P.S. When a borrower can’t pay back its debts and refuses to pay, that’s called a “hard” default. The U.S. government will not “hard” default. It will “soft” default by paying its obligations in watered-down dollars.

There won’t be any dramatic press releases or conferences to announce this. Most people won’t even realize it’s happened. They’ll just notice their cost of living is rising rather quickly. They may even notice gold and silver ads on television, but otherwise it’ll be a very stealthy default…

Like what you’re reading?
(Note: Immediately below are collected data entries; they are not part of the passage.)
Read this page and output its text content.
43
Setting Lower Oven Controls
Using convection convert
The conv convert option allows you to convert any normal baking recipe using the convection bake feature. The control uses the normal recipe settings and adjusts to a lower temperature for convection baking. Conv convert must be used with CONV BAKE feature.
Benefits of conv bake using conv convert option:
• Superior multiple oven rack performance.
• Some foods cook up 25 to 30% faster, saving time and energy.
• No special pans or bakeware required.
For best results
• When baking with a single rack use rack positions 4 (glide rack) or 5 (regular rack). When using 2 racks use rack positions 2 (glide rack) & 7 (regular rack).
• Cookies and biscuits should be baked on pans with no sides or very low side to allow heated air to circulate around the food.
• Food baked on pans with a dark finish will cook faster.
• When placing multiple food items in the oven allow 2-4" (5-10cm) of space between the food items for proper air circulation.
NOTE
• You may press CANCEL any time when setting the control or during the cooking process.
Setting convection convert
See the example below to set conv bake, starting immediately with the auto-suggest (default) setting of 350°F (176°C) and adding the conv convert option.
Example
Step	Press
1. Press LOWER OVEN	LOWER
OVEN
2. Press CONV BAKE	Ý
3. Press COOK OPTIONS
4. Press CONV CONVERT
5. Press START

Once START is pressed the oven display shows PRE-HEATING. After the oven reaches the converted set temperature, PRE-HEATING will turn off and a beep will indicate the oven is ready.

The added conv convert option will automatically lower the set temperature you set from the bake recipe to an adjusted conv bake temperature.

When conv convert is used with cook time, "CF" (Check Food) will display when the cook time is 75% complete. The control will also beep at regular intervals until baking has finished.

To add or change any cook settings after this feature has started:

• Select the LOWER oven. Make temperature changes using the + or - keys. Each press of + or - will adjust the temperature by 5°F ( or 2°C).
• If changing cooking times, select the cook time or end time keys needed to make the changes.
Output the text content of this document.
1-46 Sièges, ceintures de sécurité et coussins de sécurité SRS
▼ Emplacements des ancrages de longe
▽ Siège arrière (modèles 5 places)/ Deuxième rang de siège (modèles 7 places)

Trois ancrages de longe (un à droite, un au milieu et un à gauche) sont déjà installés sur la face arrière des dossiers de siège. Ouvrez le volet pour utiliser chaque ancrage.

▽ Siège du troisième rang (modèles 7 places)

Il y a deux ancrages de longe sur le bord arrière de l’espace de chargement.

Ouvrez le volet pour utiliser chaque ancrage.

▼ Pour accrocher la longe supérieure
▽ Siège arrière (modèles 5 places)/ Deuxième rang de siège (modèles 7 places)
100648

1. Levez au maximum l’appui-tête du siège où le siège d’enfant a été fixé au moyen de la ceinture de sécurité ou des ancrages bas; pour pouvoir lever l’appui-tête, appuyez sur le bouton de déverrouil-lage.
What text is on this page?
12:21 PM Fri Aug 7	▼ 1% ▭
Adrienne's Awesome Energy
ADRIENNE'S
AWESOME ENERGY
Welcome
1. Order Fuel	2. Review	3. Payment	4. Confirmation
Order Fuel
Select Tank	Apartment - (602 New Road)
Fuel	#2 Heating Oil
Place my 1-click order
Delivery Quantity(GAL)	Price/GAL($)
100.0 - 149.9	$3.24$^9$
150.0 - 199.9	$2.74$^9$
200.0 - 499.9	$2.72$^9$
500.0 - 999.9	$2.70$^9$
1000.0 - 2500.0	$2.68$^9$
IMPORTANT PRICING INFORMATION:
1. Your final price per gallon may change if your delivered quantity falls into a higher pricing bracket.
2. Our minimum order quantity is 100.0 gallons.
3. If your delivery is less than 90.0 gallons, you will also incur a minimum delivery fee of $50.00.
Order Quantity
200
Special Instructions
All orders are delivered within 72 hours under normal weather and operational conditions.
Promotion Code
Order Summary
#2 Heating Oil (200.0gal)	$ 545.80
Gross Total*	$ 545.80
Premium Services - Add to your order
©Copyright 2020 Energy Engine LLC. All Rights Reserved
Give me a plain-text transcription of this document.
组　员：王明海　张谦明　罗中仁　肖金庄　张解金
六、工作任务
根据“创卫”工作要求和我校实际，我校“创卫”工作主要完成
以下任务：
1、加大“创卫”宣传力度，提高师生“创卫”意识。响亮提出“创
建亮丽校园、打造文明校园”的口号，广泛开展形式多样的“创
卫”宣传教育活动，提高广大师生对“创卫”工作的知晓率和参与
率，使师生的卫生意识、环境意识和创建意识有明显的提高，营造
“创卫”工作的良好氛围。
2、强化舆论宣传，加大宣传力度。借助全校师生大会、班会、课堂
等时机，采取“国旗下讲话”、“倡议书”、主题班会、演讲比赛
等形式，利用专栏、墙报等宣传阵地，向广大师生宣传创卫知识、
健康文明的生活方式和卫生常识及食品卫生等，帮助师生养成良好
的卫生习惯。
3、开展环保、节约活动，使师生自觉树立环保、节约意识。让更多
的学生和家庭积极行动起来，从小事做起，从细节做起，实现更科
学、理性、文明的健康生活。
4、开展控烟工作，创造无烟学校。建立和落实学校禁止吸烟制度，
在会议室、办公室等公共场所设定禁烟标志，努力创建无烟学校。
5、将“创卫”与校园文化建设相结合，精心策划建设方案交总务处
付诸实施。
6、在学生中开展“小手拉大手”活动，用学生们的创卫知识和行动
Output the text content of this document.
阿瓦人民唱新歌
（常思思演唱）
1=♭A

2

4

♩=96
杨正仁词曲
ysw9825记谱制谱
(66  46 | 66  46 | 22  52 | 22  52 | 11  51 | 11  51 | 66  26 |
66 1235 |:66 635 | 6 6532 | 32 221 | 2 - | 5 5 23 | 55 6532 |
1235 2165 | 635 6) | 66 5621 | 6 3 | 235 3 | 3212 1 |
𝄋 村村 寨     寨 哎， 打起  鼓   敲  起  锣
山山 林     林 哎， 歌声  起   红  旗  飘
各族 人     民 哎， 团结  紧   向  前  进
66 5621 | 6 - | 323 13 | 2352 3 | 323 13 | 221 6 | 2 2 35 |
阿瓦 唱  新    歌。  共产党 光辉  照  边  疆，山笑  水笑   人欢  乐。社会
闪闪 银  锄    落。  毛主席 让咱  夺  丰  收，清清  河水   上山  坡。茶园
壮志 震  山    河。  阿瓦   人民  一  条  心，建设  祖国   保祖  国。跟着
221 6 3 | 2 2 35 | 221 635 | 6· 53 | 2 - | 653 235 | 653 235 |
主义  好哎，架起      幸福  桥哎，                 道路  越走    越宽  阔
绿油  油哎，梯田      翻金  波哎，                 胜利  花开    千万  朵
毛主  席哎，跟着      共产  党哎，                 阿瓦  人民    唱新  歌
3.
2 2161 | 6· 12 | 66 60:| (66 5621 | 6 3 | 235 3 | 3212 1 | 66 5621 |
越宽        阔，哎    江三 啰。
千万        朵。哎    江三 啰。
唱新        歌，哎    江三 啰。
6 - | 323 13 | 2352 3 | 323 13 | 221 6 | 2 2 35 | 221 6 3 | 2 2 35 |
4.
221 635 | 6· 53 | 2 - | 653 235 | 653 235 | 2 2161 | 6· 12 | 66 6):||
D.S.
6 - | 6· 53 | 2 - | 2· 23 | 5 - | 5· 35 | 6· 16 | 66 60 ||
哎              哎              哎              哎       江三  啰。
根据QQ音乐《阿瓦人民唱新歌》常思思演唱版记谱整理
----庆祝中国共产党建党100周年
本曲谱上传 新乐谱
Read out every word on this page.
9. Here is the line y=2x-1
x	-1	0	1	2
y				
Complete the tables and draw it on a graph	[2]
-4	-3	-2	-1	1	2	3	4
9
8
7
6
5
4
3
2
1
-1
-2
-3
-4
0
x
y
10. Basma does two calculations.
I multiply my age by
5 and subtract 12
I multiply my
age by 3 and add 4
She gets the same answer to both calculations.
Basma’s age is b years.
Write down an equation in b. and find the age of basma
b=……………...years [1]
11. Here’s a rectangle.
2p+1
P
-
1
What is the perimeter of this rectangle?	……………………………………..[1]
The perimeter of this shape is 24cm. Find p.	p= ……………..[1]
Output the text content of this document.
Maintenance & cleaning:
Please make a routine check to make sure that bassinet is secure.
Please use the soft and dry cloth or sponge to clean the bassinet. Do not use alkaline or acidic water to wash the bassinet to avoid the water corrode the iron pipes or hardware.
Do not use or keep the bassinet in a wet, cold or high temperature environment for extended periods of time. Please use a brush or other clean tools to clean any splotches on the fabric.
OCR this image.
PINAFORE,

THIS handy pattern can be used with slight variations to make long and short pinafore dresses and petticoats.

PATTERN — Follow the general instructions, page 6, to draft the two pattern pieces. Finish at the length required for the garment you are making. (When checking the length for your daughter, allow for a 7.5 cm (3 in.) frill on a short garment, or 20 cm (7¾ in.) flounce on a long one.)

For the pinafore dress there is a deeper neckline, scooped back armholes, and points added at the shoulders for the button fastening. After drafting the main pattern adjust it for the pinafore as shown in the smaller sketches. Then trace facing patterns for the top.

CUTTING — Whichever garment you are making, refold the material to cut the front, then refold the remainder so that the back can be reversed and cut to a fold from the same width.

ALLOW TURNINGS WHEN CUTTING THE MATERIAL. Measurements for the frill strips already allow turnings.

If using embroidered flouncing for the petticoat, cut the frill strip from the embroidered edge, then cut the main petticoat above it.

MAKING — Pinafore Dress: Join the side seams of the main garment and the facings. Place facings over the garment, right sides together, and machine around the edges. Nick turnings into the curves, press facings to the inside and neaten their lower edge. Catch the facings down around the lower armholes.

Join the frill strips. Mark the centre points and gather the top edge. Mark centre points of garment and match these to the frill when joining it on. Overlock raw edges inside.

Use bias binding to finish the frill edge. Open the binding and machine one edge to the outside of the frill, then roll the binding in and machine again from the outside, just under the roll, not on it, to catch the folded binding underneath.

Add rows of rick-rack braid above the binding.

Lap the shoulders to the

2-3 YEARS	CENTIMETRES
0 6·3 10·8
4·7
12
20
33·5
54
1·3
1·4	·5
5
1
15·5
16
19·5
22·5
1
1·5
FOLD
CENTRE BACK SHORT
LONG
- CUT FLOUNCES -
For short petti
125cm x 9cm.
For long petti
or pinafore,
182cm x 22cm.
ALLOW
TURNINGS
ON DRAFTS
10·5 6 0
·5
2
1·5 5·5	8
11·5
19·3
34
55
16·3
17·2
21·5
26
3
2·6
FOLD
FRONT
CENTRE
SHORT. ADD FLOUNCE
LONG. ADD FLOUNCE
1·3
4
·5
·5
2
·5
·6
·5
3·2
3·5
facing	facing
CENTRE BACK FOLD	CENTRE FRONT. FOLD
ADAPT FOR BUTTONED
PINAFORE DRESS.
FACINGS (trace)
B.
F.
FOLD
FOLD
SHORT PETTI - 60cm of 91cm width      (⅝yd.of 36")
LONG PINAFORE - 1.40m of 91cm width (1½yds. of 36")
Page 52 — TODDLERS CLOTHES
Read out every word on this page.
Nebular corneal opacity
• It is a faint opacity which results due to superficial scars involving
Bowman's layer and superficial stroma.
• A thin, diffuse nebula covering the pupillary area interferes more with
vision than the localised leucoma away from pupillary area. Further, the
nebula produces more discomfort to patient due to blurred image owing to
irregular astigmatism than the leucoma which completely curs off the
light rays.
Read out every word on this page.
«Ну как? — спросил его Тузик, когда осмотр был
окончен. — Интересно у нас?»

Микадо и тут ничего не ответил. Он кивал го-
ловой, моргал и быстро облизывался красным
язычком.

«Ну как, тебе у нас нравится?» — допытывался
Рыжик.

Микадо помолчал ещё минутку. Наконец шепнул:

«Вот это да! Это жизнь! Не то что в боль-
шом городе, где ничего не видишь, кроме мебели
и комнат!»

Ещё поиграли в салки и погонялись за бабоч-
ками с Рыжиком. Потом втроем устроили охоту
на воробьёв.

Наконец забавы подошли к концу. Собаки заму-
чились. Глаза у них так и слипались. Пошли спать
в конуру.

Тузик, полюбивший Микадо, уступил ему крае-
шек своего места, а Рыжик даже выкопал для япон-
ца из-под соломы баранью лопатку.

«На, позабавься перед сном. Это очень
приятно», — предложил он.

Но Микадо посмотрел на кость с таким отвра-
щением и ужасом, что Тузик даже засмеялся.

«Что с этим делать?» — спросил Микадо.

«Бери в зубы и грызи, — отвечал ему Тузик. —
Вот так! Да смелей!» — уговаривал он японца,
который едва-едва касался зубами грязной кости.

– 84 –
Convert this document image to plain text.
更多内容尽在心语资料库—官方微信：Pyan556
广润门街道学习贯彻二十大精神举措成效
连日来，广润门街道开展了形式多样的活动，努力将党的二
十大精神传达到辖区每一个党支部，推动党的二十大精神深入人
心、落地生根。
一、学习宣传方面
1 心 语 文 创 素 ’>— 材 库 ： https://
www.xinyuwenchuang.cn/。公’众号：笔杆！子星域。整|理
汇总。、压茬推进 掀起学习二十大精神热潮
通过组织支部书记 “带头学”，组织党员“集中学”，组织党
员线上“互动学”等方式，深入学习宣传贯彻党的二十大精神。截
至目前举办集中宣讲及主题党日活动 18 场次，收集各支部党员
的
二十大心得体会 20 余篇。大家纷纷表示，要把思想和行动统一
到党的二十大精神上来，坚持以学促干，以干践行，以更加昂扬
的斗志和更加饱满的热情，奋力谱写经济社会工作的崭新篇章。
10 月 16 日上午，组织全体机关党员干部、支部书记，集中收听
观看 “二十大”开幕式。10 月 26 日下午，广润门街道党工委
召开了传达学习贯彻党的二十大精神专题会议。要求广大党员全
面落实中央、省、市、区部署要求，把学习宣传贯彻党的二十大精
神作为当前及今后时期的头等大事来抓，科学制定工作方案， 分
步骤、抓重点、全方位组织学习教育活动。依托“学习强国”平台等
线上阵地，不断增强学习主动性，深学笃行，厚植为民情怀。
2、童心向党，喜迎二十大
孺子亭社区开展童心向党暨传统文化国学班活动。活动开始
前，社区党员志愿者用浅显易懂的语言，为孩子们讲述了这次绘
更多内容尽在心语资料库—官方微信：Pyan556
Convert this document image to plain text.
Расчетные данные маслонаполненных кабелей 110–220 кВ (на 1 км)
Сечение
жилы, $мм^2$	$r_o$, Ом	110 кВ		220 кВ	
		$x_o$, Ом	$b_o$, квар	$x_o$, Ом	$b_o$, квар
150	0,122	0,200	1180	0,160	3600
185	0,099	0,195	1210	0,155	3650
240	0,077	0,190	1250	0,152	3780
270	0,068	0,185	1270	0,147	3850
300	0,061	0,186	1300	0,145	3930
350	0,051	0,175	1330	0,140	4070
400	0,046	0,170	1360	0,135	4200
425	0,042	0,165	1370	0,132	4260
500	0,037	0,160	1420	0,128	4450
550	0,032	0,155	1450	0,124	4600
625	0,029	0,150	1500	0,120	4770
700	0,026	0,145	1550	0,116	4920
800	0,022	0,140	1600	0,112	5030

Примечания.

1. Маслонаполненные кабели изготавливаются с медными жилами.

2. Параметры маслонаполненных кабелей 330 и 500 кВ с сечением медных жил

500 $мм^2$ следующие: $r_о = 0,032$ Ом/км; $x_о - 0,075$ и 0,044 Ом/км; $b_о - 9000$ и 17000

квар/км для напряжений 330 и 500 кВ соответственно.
Send your thoughts to [email protected].


Gold is on readers’ minds today…

Reader comment: I understand your philosophy on gold, and I happen to agree with you, having done so myself, way too early, but I would like you to discuss how us retirees get our retirement income over the next 10 years while holding 100% of our investable assets in gold.

I personally hold 40% in physical gold & silver, 20% in defensible sectors like pipelines, 20% in gold & silver equities as leverage to the physical metals, and 20% in a dividend-paying energy sector.

Please consider a discussion on retirement income over the next 10 years while holding 100% of our investable assets in physical gold & silver.

Reader question: As I understand it, if we have a full-blown recession/deflation, then the stocks and gold will go down. This is due to a margin call where investors have to liquidate their gold for cash to pay debts.

Gold usually goes up if there’s inflation, stocks are going up, and the economy is doing great. Also, gold goes up during fear factors, such as war declared between two big countries, etc. So, I don’t understand how a recession and deflation can help gold go up.

Tom’s comment: I answered this question yesterday. I understand your argument, and I used to make similar arguments myself. But I’ve given up trying to predict the twists and turns that gold, the dollar, and the stock market will make as the valuations bear market unfolds.

I just want to sit quietly on the sidelines in gold and wait for stocks to get cheap again, indicated by a Dow-to-Gold ratio below 5.

Mine is a very simple stock market timing strategy, not a specific bet on future geopolitical and economic trends I’m predicting. I don’t even know if gold will go up. My bet is that gold performs better than stocks. Simple as that.